Good morning, book-mates! I’m excited to say that it’s been raining quite a lot here, and since it’s an uncommon occurrence, I decided to take advantage of it! I spent a lot of time splishing and splashing in the cool water this weekend. Hopefully I didn’t catch a cold, but even if I did, totally worth it!
I finished reading Meg by Steve Alten on Friday, and I’ll state right off the bat that I rather enjoyed it very much! After completely demolishing my expectations (or lack there of), it also awakened a new reading phase within my bookish heart: an obsession for books with sea-creatures as the focus. I tend to go through reading phases a lot, especially when there isn’t anything in particular that I’m interested in in that moment. So, I guess ocean-living, creature-features it will be, haha. Amazon helped me along by providing me with a great stack of these monster-novels, in exchange for all of the monies of course.
Meg is a story about the existence of the prehistoric shark known as Megalodon. This shark actually did exist about 20 million to 2 million years ago, but is extinct now (or is it?). In this novel, due to some mighty savvy and impressive scientific reasons, this ancient cousin to the great white shark survived the last ice age, and after some plotting and probing, finds itself released into unfamiliar territories within the vast oceans of the world, thus initiating 500 pages of terror and tension!
There were a ton of elements that I adored about Meg. The first is the science! Super technical and complicated sciences in science-fiction is what I legit live for! The book utilizes marine biology, palaeontology, oceanography, and volcanology to create a substantially believable basis for why and how the existence of the megalodon is wholly plausible. I was expecting the information to be cheesy and ridiculously made-up, but it wasn’t. The foundation for the novel was wonderfully researched, helping me get completely wrapped up in the theoretical possibility of the whole thing. When a book has me researching how realistic an idea is (or can be), you know that it’s got some fantastic writing.
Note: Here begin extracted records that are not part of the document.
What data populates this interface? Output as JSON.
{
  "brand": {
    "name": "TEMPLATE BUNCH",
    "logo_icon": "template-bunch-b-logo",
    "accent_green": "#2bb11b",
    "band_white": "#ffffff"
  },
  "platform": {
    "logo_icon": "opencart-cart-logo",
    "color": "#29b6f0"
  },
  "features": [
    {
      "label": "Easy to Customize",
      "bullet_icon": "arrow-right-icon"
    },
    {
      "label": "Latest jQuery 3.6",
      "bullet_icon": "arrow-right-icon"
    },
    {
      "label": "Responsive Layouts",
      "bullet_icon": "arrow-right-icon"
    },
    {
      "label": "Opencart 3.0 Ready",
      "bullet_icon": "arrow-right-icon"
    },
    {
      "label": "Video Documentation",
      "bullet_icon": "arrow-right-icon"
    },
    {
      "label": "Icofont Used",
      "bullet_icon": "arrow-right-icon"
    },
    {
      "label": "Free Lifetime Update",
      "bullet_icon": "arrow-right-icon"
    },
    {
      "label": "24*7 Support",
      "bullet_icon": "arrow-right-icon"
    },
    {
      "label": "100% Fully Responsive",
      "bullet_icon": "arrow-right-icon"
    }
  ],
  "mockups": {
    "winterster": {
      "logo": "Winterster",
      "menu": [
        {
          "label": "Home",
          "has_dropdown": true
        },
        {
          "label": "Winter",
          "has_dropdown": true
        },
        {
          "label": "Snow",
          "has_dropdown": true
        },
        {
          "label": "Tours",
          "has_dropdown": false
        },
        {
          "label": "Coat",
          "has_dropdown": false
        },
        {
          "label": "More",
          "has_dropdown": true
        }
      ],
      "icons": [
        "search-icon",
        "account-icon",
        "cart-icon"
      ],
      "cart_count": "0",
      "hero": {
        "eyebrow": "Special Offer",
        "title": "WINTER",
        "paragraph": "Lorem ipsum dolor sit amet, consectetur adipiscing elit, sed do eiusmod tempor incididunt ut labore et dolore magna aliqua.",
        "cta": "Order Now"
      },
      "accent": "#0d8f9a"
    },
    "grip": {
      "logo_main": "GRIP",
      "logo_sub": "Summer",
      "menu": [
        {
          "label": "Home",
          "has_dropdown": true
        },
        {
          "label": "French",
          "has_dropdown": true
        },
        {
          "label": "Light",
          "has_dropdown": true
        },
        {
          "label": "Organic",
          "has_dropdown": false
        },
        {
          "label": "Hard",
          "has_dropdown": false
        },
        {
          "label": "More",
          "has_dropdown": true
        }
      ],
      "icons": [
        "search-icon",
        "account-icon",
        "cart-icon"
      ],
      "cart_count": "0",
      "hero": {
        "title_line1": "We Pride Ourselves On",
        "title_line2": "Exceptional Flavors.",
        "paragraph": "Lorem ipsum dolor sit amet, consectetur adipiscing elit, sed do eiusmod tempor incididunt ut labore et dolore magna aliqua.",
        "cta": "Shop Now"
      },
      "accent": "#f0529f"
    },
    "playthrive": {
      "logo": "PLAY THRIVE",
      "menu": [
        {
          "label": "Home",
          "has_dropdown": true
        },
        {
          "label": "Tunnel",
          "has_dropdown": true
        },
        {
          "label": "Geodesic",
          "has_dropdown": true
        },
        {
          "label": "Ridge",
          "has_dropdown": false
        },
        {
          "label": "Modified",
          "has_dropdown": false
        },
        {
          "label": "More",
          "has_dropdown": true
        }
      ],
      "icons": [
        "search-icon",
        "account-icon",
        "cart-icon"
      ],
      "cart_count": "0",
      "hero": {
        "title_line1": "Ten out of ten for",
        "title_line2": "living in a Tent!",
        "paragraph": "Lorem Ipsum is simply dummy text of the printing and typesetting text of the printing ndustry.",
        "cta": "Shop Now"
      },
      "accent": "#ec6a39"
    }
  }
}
Science shtick aside, the rest of the writing was also great. The dialogue can be a bit cheesy, or at the very least eye-roll-worthy, but it wasn’t bad by any means, and only comes up occasionally. Most of the time, it’s fluid and fitting for the scene that’s being illustrated. In the beginning of the book, the pace can feel sluggish, for about the first 50 pages (at most), but it picks up quickly and doesn’t let go until the finale. I know it’s stupidly clichéd to say this, but the story really does keep you at the edge of your seat (or in my case, the edge of my bed, haha). The writing also felt unique to me, but that’s due to one distinct reason: one of the perspectives in Meg is from the actual creature itself, which I don’t think I’ve ever experienced in a title with this sort of subject, or topic. These viewpoints certainly complimented the zoological information about the megalodon.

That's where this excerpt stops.